2) Denetleyici Mekanizma
5684 sayılı Sigortacılık Kanunu’nun 28’inci maddesinde:
Türkiye’de faaliyet gösteren sigorta şirketleri, reasürans şirketleri, özel kanunlarına göre sigortacılık faaliyetinde bulunan kuruluşlar, sigorta ve reasürans aracıları, sigorta eksperlik faaliyetleri, aktüerler ve sigortacılık işlemi yapan veya sigortacılık alanında faaliyet gösteren diğer kişilerin her türlü sigortacılık işlemlerinin denetimi, Sigorta Denetleme Kurulu tarafından yapılır.
hükmüne yer verilmiştir. Kanun hükmünden anlaşılacağı üzere Türkiye’de sigortacılık işlemi yapan ve sigortacılık faaliyeti yürüten bütün tüzel veya gerçek kişilerin denetimi vazifesini yürütmek üzere Hazine Müsteşarlığının bünyesinde Sigorta Denetleme Kurulu kurulmuştur. Bu kurul bir başkan, sigorta denetleme uzmanları, sigorta denetleme aktüerleri ve bunların yardımcılarından oluşmaktadır.
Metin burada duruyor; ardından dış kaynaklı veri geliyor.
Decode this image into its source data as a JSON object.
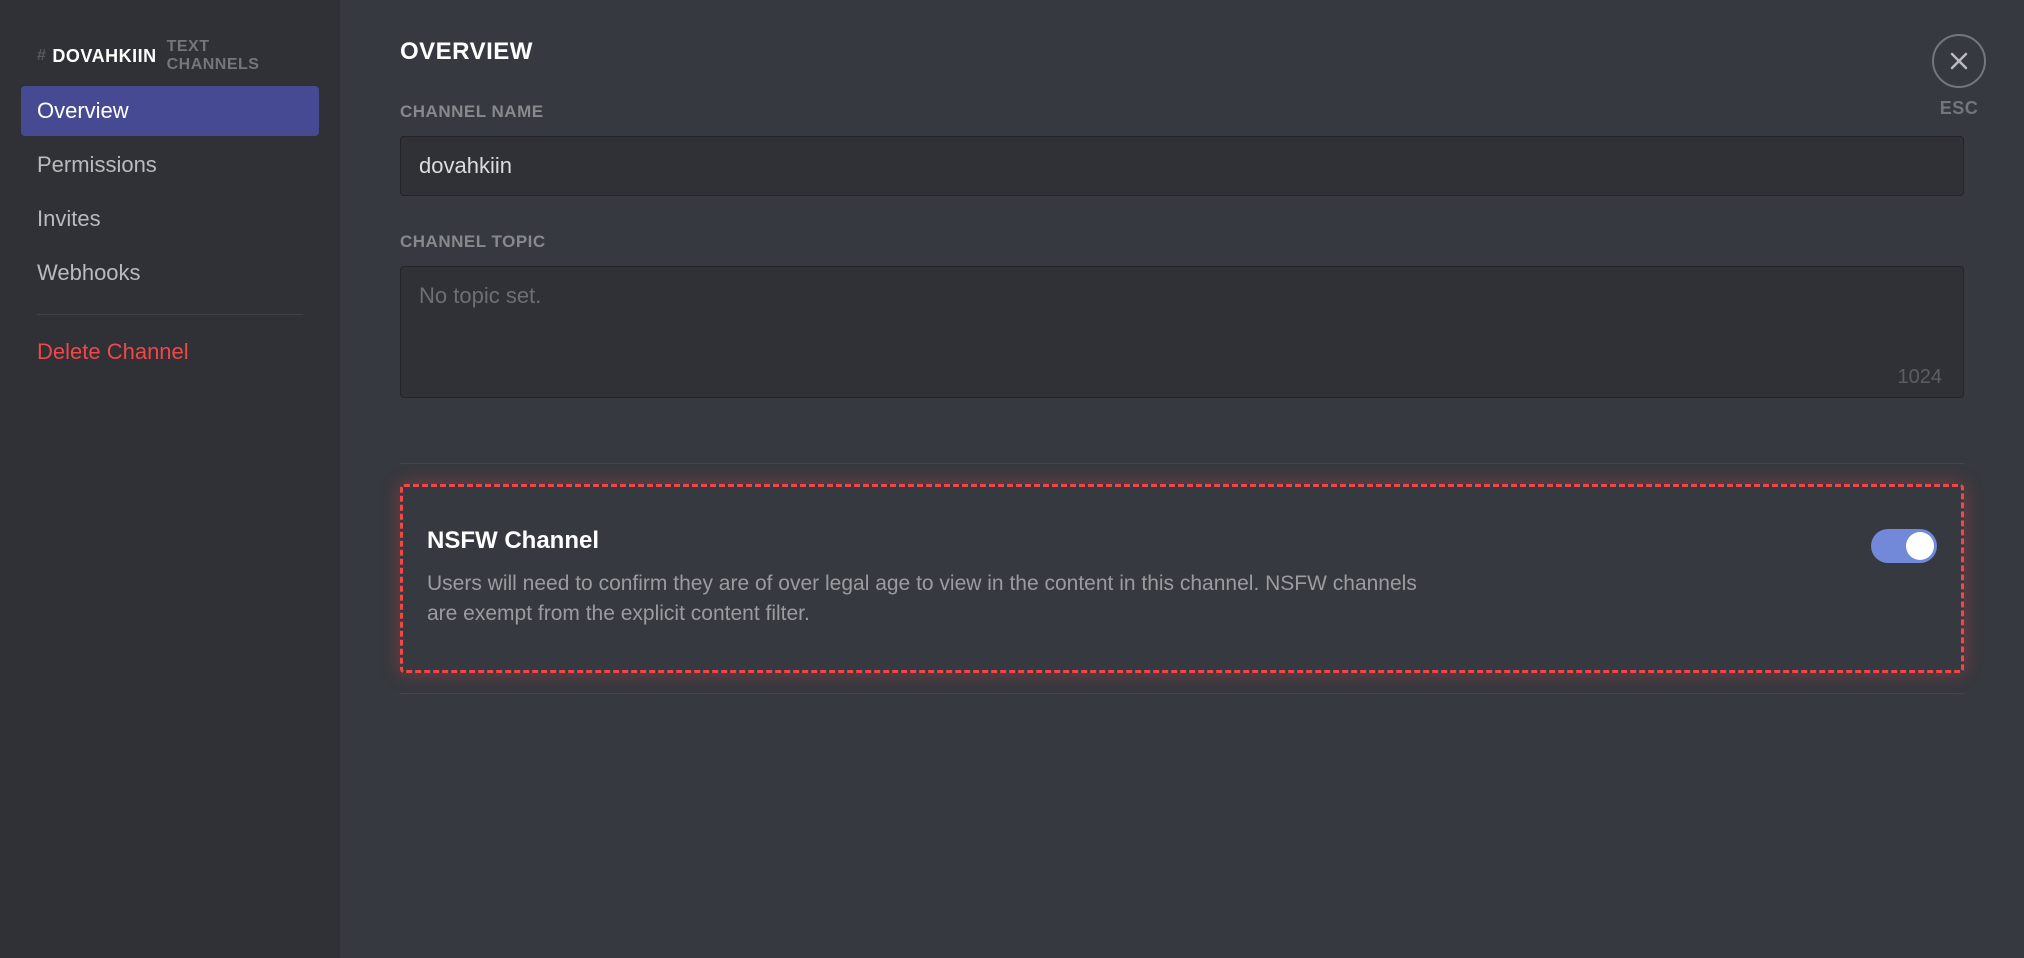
{
  "sidebar": {
    "channel_name": "DOVAHKIIN",
    "channel_type": "TEXT CHANNELS",
    "items": [
      {
        "label": "Overview",
        "active": true
      },
      {
        "label": "Permissions",
        "active": false
      },
      {
        "label": "Invites",
        "active": false
      },
      {
        "label": "Webhooks",
        "active": false
      }
    ],
    "delete_label": "Delete Channel"
  },
  "main": {
    "title": "OVERVIEW",
    "channel_name_label": "CHANNEL NAME",
    "channel_name_value": "dovahkiin",
    "channel_topic_label": "CHANNEL TOPIC",
    "channel_topic_placeholder": "No topic set.",
    "channel_topic_max": "1024",
    "nsfw": {
      "title": "NSFW Channel",
      "description": "Users will need to confirm they are of over legal age to view in the content in this channel. NSFW channels are exempt from the explicit content filter.",
      "enabled": true
    }
  },
  "close": {
    "esc_label": "ESC"
  }
}
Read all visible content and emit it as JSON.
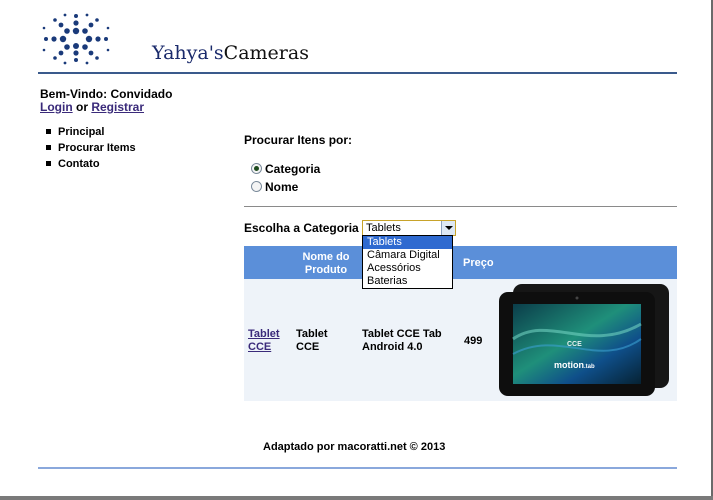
{
  "logo": {
    "text_primary": "Yahya's",
    "text_secondary": "Cameras",
    "icon": "starburst-logo-icon"
  },
  "welcome": {
    "text": "Bem-Vindo: Convidado"
  },
  "auth": {
    "login": "Login",
    "separator": " or ",
    "register": "Registrar"
  },
  "nav": {
    "items": [
      {
        "label": "Principal"
      },
      {
        "label": "Procurar Items"
      },
      {
        "label": "Contato"
      }
    ]
  },
  "search": {
    "title": "Procurar Itens por:",
    "options": [
      {
        "label": "Categoria",
        "checked": true
      },
      {
        "label": "Nome",
        "checked": false
      }
    ]
  },
  "category": {
    "label": "Escolha a Categoria",
    "selected": "Tablets",
    "options": [
      "Tablets",
      "Câmara Digital",
      "Acessórios",
      "Baterias"
    ]
  },
  "table": {
    "headers": [
      "",
      "Nome do Produto",
      "",
      "Preço",
      ""
    ],
    "header_name_line1": "Nome do",
    "header_name_line2": "Produto",
    "rows": [
      {
        "link_line1": "Tablet",
        "link_line2": "CCE",
        "name_line1": "Tablet",
        "name_line2": "CCE",
        "desc_line1": "Tablet CCE Tab",
        "desc_line2": "Android 4.0",
        "price": "499",
        "screen_brand": "CCE",
        "screen_model": "motion",
        "screen_model_suffix": ".tab"
      }
    ]
  },
  "footer": {
    "text": "Adaptado por macoratti.net © 2013"
  },
  "colors": {
    "table_header": "#5b8fd9",
    "row_bg": "#eef3f9",
    "accent_rule": "#3a5a8c",
    "link": "#3a2a7a",
    "dropdown_selected": "#2f6ad0"
  }
}
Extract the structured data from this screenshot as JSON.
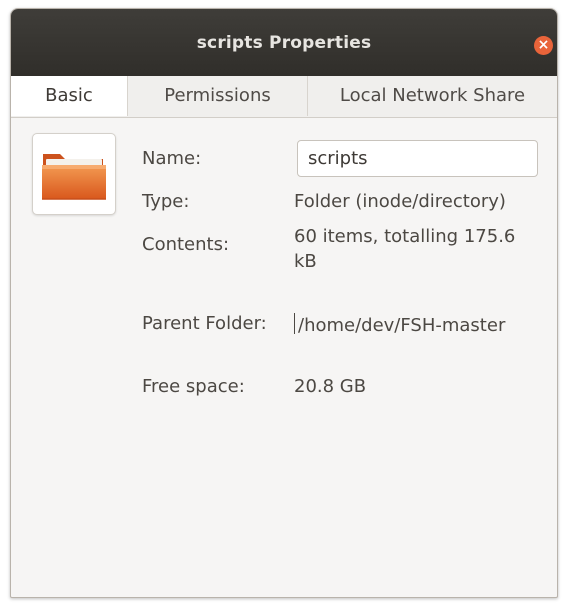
{
  "window": {
    "title": "scripts Properties",
    "close_symbol": "×"
  },
  "tabs": [
    {
      "label": "Basic",
      "active": true
    },
    {
      "label": "Permissions",
      "active": false
    },
    {
      "label": "Local Network Share",
      "active": false
    }
  ],
  "basic": {
    "icon": "orange-folder-icon",
    "name_label": "Name:",
    "name_value": "scripts",
    "type_label": "Type:",
    "type_value": "Folder (inode/directory)",
    "contents_label": "Contents:",
    "contents_value": "60 items, totalling 175.6 kB",
    "parent_label": "Parent Folder:",
    "parent_value": "/home/dev/FSH-master",
    "free_label": "Free space:",
    "free_value": "20.8 GB"
  },
  "colors": {
    "titlebar": "#302e2a",
    "close_button": "#e9643a",
    "folder_orange": "#e86f2a",
    "window_background": "#f6f5f4"
  }
}
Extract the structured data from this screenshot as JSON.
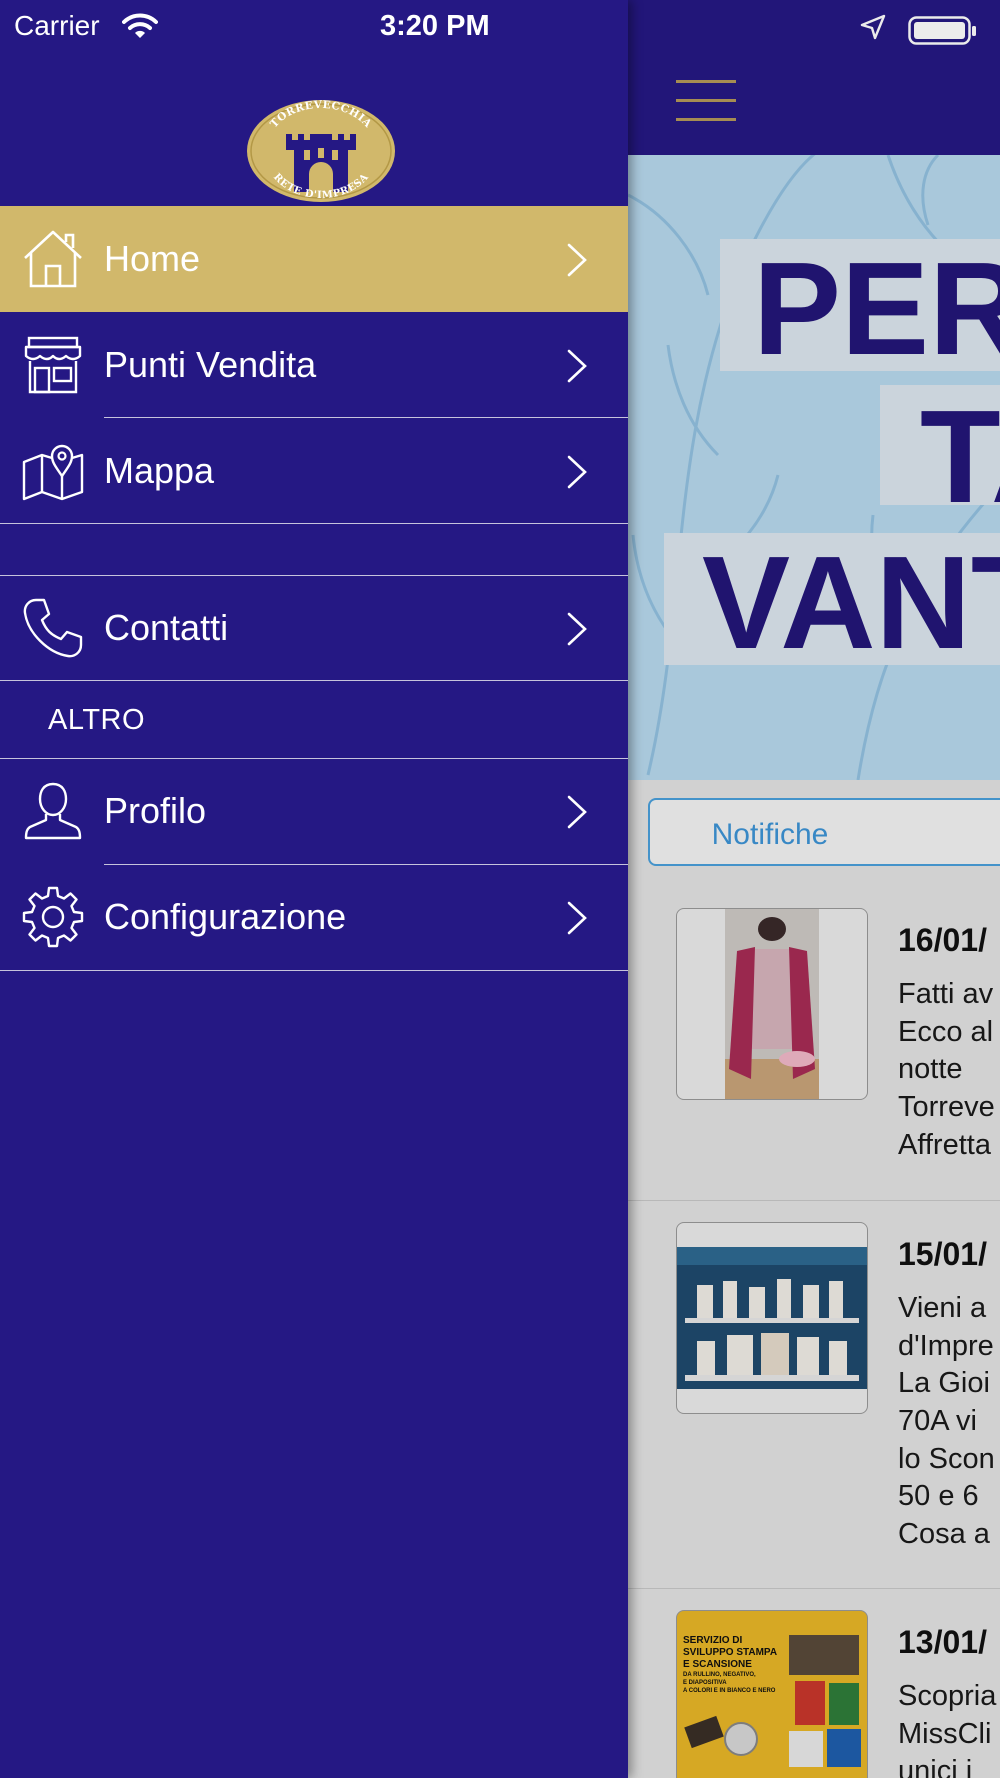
{
  "status_bar": {
    "carrier": "Carrier",
    "time": "3:20 PM"
  },
  "logo": {
    "top_text": "TORREVECCHIA",
    "bottom_text": "RETE D'IMPRESA"
  },
  "menu": {
    "items": [
      {
        "label": "Home",
        "icon": "home-icon",
        "selected": true
      },
      {
        "label": "Punti Vendita",
        "icon": "store-icon",
        "selected": false
      },
      {
        "label": "Mappa",
        "icon": "map-icon",
        "selected": false
      },
      {
        "label": "Contatti",
        "icon": "phone-icon",
        "selected": false
      },
      {
        "label": "Profilo",
        "icon": "user-icon",
        "selected": false
      },
      {
        "label": "Configurazione",
        "icon": "gear-icon",
        "selected": false
      }
    ],
    "section_altro": "ALTRO"
  },
  "colors": {
    "drawer_bg": "#251884",
    "selected_bg": "#d1b86b",
    "accent_blue": "#3d94d6",
    "gold": "#b59a5a"
  },
  "banner": {
    "line1": "PER",
    "line2": "TA",
    "line3": "VANTA"
  },
  "notifications": {
    "button_label": "Notifiche",
    "items": [
      {
        "date": "16/01/",
        "lines": [
          "Fatti av",
          "Ecco al",
          "notte",
          "Torreve",
          "Affretta"
        ]
      },
      {
        "date": "15/01/",
        "lines": [
          "Vieni a",
          "d'Impre",
          "La Gioi",
          "70A vi",
          "lo Scon",
          "50 e 6",
          "Cosa a"
        ]
      },
      {
        "date": "13/01/",
        "lines": [
          "Scopria",
          "MissCli",
          "unici i"
        ],
        "thumb_text": [
          "SERVIZIO DI",
          "SVILUPPO STAMPA",
          "E SCANSIONE",
          "DA RULLINO, NEGATIVO,",
          "E DIAPOSITIVA",
          "A COLORI E IN BIANCO E NERO"
        ]
      }
    ]
  }
}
Sigorta denetleme kurulu, mevzuatın Hazine Müsteşarlığına veya ilgili bakana verdiği teftiş, denetim, inceleme veya soruşturma yetkilerini kullanacaktır. Sigorta denetleme kurulu yetkilileri sigortacılık sektöründe hizmet veren kuruluşlardan gerekli görecekleri bilgileri istemeye ve bunların tüm defter, kayıt ve belgelerini incelemeye yetkilidir(S.K. m.28/4). Ayrıca sigorta kuruluşları kanunun 29. maddesiyle de Müsteşarlığın istediği her türlü bilgi ve belgeyi vermekle yükümlü tutulmuşlardır.
Yukarıda anlatılan önleyici ve denetleyici düzenlemeler ayrıca Sigortacılık Kanun’unun 34 ve 35’inci maddelerinde adli ve idari cezalarla da müeyyide altına alınmışlardır.